Elon Musk was sued Tuesday by former shareholders of Twitter Inc who allege they missed the recent rise in its share price because he waited too long to disclose a 9.2% stake in the social media company.
In a proposed class action filed in Manhattan federal court, shareholders said Musk, the CEO of electric car company Tesla Inc, has made “materially false and misleading statements and omissions” by failing to disclose that he was on Twitter before March 24. invested as required. under federal law.
Twitter shares rose 27% to $49.97 from $39.31 on April 4 after Musk disclosed his stake, which investors saw as a vote of confidence by the world’s richest person in Twitter in San Francisco.
Former shareholders led by Marc Rasella said the delayed disclosure allowed Musk to buy more Twitter stock at lower prices, while being scammed into selling at “artificially low” prices.
The lawsuit seeks unspecified compensatory and punitive damages.
A lawyer for Musk did not immediately comment. Tesla is not a defendant.
The US securities law requires investors to disclose within 10 days when they have acquired 5% of a company, which in Musk’s case would have been March 24.

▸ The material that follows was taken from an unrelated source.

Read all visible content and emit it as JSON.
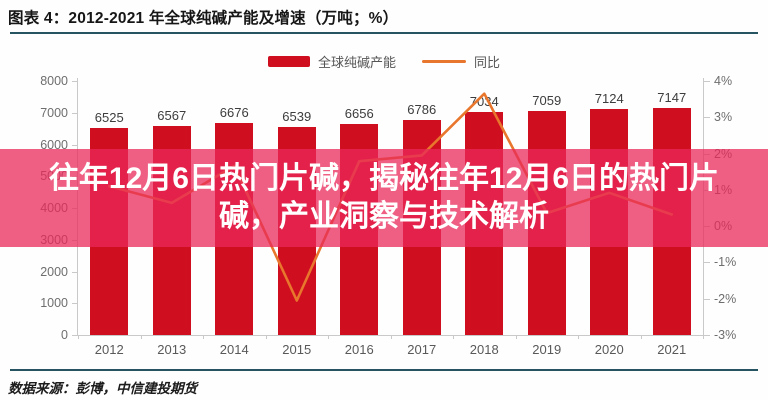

Twitter announced on April 5 that Musk would join its board of directors, but this week said it had decided not to.
By not joining the board, Musk, a prolific Twitter user, can continue to buy stock without being bound by his agreement with the company to limit his stake to 14.9%.
Some analysts have suggested Musk could push Twitter to make changes, or even make an unsolicited offer for the company.
Rasella said he sold 35 Twitter shares between March 25 and 29 for $1,373, or an average price of $39.23. Musk is worth $265.1 billion, according to Forbes magazine.
The case is Rasella v Musk, US District Court, Southern District of New York, No. 22-03026.